5. Menopause can hamper work efficiency
It is not true that women in their menopausal age are any less efficient than their younger counterparts. In fact, years of experience make them wiser making them tread a bit cautiously and not take unnecessary risks at work. Some women may get a bit tired quickly but this does not hamper their efficiency in any way. In fact, it has been observed that women in their fifties make better managers and CEOs and work amazingly well at the helm. They can also handle men much better than the younger women who tend to get trampled by go-getters at work. An older woman is capable of handling all sorts of work pressure and does not give up easily during a crisis situation.
6. Menopause causes depression in every woman
It is a common myth that all women who undergo menopause will end up with depression. This is absolutely far from truth. In fact, it has been observed that only 10 to 15 % of the menopausal bracket of women may show signs of depression. The rest may simply show some mood swings or strong reactions to some situations. It has been scientifically observed that drastically low levels of estrogen may be the root cause of some women ending up with depression. Some women may feel insecure but a little support and assurance from the family will help them overcome this transient phase and lead a normal life, unhindered by negative thoughts.

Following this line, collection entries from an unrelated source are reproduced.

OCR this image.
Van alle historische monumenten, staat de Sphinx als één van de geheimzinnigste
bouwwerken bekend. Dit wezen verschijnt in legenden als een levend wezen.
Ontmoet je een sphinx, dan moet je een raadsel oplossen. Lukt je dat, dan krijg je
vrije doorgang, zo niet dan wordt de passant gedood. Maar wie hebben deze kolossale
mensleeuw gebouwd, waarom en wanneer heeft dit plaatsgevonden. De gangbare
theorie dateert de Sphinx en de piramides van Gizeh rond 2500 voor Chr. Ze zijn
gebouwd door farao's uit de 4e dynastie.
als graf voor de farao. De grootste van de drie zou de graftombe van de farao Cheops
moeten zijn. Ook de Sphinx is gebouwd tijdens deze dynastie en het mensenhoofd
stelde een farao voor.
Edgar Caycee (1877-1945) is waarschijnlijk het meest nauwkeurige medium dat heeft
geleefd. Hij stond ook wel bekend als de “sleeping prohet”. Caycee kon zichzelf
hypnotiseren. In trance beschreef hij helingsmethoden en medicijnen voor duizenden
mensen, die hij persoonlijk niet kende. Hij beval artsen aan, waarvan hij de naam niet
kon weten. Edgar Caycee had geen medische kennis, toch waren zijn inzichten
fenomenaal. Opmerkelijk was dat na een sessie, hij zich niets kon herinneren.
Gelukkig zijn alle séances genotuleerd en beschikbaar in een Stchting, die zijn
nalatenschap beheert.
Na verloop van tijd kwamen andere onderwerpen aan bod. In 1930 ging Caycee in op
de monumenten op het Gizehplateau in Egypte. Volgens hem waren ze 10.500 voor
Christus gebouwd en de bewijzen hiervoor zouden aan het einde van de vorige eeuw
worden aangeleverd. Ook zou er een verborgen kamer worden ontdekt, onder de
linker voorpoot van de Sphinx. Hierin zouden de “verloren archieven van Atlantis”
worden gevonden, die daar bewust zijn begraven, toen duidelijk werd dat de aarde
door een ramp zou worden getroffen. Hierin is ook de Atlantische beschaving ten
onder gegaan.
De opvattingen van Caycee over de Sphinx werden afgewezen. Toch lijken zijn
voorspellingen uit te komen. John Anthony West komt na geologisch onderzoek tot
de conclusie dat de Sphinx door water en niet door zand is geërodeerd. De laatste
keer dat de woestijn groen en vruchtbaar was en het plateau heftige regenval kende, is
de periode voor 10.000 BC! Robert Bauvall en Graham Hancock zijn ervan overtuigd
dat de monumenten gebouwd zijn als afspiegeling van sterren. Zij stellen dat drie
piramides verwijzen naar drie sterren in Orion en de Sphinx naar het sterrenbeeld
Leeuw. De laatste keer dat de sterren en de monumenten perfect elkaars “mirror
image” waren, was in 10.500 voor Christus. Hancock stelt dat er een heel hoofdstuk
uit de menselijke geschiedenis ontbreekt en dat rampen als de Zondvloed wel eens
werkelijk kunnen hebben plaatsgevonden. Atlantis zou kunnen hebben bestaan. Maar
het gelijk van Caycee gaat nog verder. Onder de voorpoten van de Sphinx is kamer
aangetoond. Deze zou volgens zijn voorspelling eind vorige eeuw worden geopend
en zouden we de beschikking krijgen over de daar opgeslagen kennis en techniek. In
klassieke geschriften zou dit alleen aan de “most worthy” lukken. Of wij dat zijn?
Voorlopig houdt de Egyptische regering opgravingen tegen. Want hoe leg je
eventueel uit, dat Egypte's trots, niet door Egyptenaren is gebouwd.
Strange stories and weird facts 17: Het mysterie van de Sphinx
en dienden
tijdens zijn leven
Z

7. Hormone replacement therapy prevents menopausal depression
HRT or hormone replacement therapy is definitely not a preventive treatment to menopausal depression. If at all a woman has been diagnosed with depression post menopause, then she needs to get medical help from the proper doctors such as psychiatrists or counselors. HRT is prescribed after a lot of detailed hormonal essaying and analysis. HRT may coincidentally boost one’s confidence by improving zealousness and vigor. This can help in preventing depressing symptoms that can arise due to lack of self confidence. HRT in itself does not prevent menopausal depression.
8. Menopausal depression is seen only in women
It is one of the greatest myths that menopausal depression is seen only in women. The stark fact is that men too, undergo menopause, albeit at a later age than women. Most of the men experience menopause in their mid fifties or sixties. Though the proportion of depressed men due to menopause is comparatively less, it is not entirely absent. Very often, menopause in men tends to get unnoticed as not many are even aware of this. It is always the woman who is a cynosure of all eyes and any small change in her behavior tends to be noticed and magnified in contrast to that of a man.
9. Stress can aggravate menopausal depression
Stress, at any time if acute, tends to lead to depression. Menopause comes at an age when the levels of responsibilities are at their peak and this, clubbed with deadlines and acute stress, can lead to depression. It is not that menopause itself is the causative factor for depression due to stress. Therefore, it becomes very important to resort to relaxation techniques and fitness regimes to combat stress during this age. Menopausal depression is a different entity altogether and stress cannot aggravate depression during this natural transition.